Institute of Immunity and Transplantation


Clare Bennett

Reader in Haemato-Immunology

Research area

DC and LC biology - DC immunotherapy.

Research programme

Research summary

Dendritic cells (DC) are specialised immune cells that link innate and adaptive immunity. In the skin they function in co-operation with other immune cells, including Langerhans cells (LC), the unique macrohage population of the epidermis, and other myeloid and lymphoid populations in the dermis. Together these cells work together to maintain skin immune homeostasis.

Our key research goals are to gain a greater understanding of LC and DC development and function within the skin, and how these processes become dysregulated in cancer and as a result of immune pathology.
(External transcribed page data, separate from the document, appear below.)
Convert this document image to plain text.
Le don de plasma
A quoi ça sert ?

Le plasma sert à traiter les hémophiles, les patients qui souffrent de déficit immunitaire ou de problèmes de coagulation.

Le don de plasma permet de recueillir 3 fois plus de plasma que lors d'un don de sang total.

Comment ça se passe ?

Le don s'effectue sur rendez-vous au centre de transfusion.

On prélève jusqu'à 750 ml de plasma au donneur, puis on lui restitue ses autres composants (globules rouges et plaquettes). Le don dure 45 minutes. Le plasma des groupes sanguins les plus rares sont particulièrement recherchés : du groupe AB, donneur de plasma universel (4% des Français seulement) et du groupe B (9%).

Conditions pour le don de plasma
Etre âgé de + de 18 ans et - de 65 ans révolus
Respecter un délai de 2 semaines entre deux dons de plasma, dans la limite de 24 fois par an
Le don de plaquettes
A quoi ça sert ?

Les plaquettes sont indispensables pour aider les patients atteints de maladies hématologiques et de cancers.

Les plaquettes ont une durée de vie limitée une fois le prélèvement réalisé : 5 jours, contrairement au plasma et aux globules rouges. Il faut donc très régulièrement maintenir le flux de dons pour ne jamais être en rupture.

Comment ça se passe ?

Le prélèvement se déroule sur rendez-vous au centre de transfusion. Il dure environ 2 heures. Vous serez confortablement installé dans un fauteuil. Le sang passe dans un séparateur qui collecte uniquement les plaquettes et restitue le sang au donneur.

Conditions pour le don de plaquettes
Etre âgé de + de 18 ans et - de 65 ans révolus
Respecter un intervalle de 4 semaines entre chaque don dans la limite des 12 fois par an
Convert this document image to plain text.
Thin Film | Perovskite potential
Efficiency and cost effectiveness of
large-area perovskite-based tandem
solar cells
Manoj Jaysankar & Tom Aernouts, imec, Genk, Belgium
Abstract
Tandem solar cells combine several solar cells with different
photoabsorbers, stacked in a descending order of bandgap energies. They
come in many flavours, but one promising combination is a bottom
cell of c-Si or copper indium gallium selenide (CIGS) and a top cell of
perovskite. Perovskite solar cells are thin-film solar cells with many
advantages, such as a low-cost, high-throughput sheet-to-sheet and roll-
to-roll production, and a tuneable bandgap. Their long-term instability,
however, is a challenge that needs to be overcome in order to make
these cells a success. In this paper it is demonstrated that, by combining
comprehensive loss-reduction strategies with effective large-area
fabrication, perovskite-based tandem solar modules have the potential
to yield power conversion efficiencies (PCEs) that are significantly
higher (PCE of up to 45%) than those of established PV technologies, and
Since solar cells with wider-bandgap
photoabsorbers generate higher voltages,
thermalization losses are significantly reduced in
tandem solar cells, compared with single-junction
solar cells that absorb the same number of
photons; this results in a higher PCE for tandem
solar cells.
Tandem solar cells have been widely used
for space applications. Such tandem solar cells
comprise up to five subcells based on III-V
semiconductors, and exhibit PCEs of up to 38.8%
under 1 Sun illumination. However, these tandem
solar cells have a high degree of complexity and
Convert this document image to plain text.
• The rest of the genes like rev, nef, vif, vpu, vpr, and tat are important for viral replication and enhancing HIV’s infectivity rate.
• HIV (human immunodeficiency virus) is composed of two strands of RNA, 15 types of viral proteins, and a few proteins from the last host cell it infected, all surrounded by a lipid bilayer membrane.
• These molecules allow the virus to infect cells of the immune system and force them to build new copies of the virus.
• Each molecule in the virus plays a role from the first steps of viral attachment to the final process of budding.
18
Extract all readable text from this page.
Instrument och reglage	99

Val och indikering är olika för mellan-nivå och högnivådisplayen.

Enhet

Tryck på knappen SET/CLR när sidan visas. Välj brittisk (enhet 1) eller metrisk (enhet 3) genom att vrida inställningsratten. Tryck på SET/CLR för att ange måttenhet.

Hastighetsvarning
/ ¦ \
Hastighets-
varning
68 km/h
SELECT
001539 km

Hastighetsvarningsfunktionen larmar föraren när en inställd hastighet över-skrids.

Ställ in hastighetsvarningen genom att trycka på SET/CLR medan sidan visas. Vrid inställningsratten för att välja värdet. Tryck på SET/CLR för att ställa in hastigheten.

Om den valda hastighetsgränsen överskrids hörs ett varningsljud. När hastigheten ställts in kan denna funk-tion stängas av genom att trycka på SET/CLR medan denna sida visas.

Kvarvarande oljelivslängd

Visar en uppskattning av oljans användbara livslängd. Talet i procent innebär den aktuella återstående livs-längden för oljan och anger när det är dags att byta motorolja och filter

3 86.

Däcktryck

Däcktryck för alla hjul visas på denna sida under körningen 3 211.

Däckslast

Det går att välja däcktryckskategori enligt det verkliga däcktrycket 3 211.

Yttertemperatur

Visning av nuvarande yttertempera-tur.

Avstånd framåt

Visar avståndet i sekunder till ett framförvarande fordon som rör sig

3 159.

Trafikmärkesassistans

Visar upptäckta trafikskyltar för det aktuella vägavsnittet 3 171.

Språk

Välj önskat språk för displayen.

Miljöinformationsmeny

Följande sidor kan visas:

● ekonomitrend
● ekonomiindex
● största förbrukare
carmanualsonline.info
We use this knowledge to develop new ways of harnessing DC for immunotherapy.

Projects in the lab include:

1. Defining the plasticity and function of skin myeloid cells in GVHD

DC have the potential to activate immune responses against tumours. However, in other settings DC may also drive unwanted immune responses, resulting in immunopathology and tissue damage. This dichotomy is particularly relevant after bone marrow transplant when DC likely drive the anti-tumour response, but also activate donor T cells to destroy tissues such as the skin and intestine (graft-versus-host disease, GVHD). We are interested in understanding how skin DC drive cutaneous immunopathology, and in turn, how damage to the skin alters the resident DC and LC populations.

Control of effector T cell function by LC

LC are born as tissue resident macrophages, but differentiate into cells that are functionally and transcriptionally similar to DC. One of our key challenges in our lab over many years has been to define the function of LC. We use models of bone marrow transplantation and GVHD to address this question. In collaboration with Ronjon Chakraverty in IIT we have demonstrated that conventional recipient DC populations are required to activated donor T cells, but that the function and survival of allo-reactive T cells is determined by the tissue in which they ultimately reside. In the skin epidermis, direct interaction with LC results in the programming of pathogenic T cells, which become resident within the skin. Thus different DC/LC populations interact with donor T cells at temporally and spatially distinct phases of the T cell response, and LC are required to license T cell function in situ in the epidermis. On-going work is aimed at defining the molecular nature of this interaction.

Defining repair of the LC network and restoration of immune homeostasis after immune injury

GVHD results in the killing of host allo-reactive cells in the skin, including LC. We are interested in understanding how immune homeostasis is re-established in the skin after GVHD, and the effect this has on cutaneous immune responses to infection and allergens.We have shown that immune injury leads to replacement of the resident LC network by monocyte-derived cells that became functionally and transcriptionally indistinguishable from the cells they replace. On-going work is aimed at defining how short-lived monocytes can become long-lived LC within the epidermal environment.

Immune injury due to GVHD also leads to long-term disruption of the dermal myeloid cell compartment. We are investigating how these changes impacts on pathology and immune function in the skin.

2. Harnessing DC for cancer immunotherapy

The development of T cell immunotherapies has revolutionised our approach to treating cancer. However, despite this many patients and cancers do not respond, and there is a need to build on this success to improved treatment outcomes. DC are essential for T cell-mediated rejection of tumours, but we still know little about how DC may work with T cells to promote tumour destruction after immunotherapy.

Lentiviral vectors are potent vaccination vehicles, and we have show that this is partly due the direct- and cross-presentation of lentivirus-encoded antigens by DC.  Projects in the lab are aimed at understanding the cross-talk between DC and T cells in tumours and how this interaction changes in the context of adoptive T cell transfer of checkpoint blockade.  We also seek to target DC with lentivectors in combinatorial strategies to enhance T cell immunotherapy in poorly-responsive tumours.